NOTES ON SOME OF THE MEDICAL FEATURES OF THE PAN-AMERICAN EXPOSITION.

     There is much in the Exposition at Buffalo to attract and hold the attention of scientific and medical men. A person desirous of viewing thoroughly and of studying with some care the numerous exhibits exemplifying progress in medicine and science, will not only need to have a considerable amount of time at his disposal, but will also find his task greatly facilitated if he has a knowledge of the location of the features of interest.
     Upon entering the West Amherst Gate the first building that strikes the view is the Emergency Hospital, the general plan and functions of which were described at length in the Medical Record some three months’ [sic] ago. It may nevertheless be mentioned that its province is wholly restricted to medical work, that serious cases are transferred to institutions outside the grounds, and that no patient is permitted to remain overnight. The building contains twenty-six beds, and is excellently equipped in accordance with the latest methods of sanitary science. The medical director of the exposition, Dr. Roswell Park, looks after its administration and with Dr. Vertner Kenerson, the physician directly in charge, visits the institution daily. The house staff is composed of six young medical men who take duty in turn, two at the same time. The nursing staff comprises four nurses. There is also in the service of the hospital an automobile ambulance in charge of medical students of the University of Buffalo.
     The hospital during the three months of the Exposition’s existence has treated upwards of 3,000 cases, the majority of which have been medical. It is satisfactory to note that there have been but a few cases of a grave nature and that the occurrence of sunstroke and heat exhaustion has been remarkably rare. This fact when taking into consideration the prevalence of excessive heat all over the country at the end of June and at the beginning of July is decidedly noteworthy, and says volumes for the salubrity of Buffalo.

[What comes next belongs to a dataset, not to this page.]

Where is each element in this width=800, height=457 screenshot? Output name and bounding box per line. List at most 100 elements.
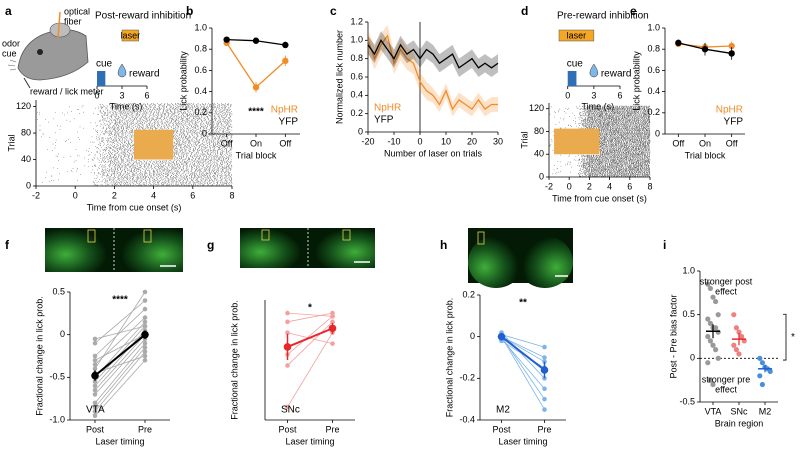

     By far the larger number of those who have made use of the hospital up to the present time have been women, while among the employees and temporary residents of the Exposition the [131][132] foreign element has supplied the bulk of the patients. The complaints have been characterised for the most part by their simple nature, and there has been no suspicion of anything resembling an epidemic. Probably the diarrhea and stomach disturbances to which the foreigners have shown themselves especially prone may be attributed to an unaccustomed mode of living, and perhaps to injudicious eating and drinking. On the whole, however, the health of the Exposition inhabitants has been highly satisfactory, as has been also the health of the visitors to the great fair.
     Those who are responsible for the management and supervision of the Emergency Hospital must be commended for the admirable manner in which their duties have been carried out, and they can lay the flattering function to their hearts that their work has been well appreciated by the general public.